OLPC deployments in Caacupé, Paraguay: Part 3

Continuing from part 2:

We finished the deployment on Thursday morning with two of the larger schools. First thing, we went to Tiniente Aquino, in time for their ceremony. While quite used to these now (various talks and testmonials, press, the national anthem and a dance performance) it was again exciting to witness the excitement in the air. At the close of ceremony we went into the classes and initiated the handout.

Now experts in the art, we arrived at the final school (for now), Herminia Machada. The introductory ceremony featured a dance including an XO laptop! Everyone was very friendly and after a small hiccup with the server, everything was fine.

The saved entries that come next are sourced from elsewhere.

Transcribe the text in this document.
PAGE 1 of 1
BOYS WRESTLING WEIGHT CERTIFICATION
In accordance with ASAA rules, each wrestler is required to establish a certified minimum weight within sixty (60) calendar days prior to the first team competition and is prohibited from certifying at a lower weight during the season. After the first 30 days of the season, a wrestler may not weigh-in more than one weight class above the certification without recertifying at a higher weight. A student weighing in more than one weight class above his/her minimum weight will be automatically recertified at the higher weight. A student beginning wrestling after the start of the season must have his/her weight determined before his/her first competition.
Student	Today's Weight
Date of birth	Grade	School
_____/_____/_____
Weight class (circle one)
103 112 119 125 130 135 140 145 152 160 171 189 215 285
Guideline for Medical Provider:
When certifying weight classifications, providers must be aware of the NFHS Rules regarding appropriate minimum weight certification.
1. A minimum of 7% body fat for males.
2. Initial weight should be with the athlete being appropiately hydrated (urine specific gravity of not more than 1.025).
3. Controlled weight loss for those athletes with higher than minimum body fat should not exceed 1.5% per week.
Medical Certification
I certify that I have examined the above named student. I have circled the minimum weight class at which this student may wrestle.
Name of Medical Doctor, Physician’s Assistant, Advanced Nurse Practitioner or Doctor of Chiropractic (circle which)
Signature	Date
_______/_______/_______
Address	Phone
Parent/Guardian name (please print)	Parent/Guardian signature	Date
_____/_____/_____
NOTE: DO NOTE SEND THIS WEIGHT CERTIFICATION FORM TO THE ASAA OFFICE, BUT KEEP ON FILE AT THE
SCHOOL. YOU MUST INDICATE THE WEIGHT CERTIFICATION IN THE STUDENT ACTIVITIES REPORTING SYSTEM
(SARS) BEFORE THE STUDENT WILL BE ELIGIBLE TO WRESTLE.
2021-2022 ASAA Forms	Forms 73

Celebration at Herminia Machada

To mark the end of the deployment, we returned to the school of Daniel Ortellado, where a lunch had been prepared for the whole team. We then spent some time with children exploring their laptops. As we sat down for a group photo, more and more children came over to take photos using their laptops, refusing to let us leave before they had captured the moment for themselves. For us, it was a nice point on which to end the week.

ParaguayEduca team Group photo

Of course, with only a small team distributing almost 1000 laptops per day, some hiccups are inevitable. The worst error was when we accidentally missed 6 classes when deploying at one school, but with support from the teachers we finished everything off a few hours later.

Some children had not been correctly registered with us, so did not receive laptops initially. Try telling a child that there is no laptop for them when all of the other children are turning theirs on for the first time. Raúl was so touched by one teary-eyed girl in this situation that he actually gave her his personal laptop, but after a few minutes of exploring she was considerate enough to hand it back and wait a day or two for us to solve the problem.

Another difficulty is with faulty laptops; only a few have been reported so far, but it’s difficult when you encounter them. Our strategy for this and for missing laptops was for the teachers to make a list of problems to hand to the principal of the school. With our tight schedule, it was simply not possible to fix the problems on-the-spot, but we managed to attack them school-by-school in timely fashion.

New XOs

ParaguayEduca officially formed less than a year ago, so it is a great achievement for them to have now saturated 50% of a big city through deployments in 5 rural and 5 urban schools. Funds have already been secured to purchase laptops to saturate the other 50%. The support from sponsors, teachers, parents and communities here is incredible; the combination of public and private sector interest plus links to government seems to be the perfect recipe for such a project in this country.

Of course, this is not the end of the OLPC Paraguay implementation, it is merely the start.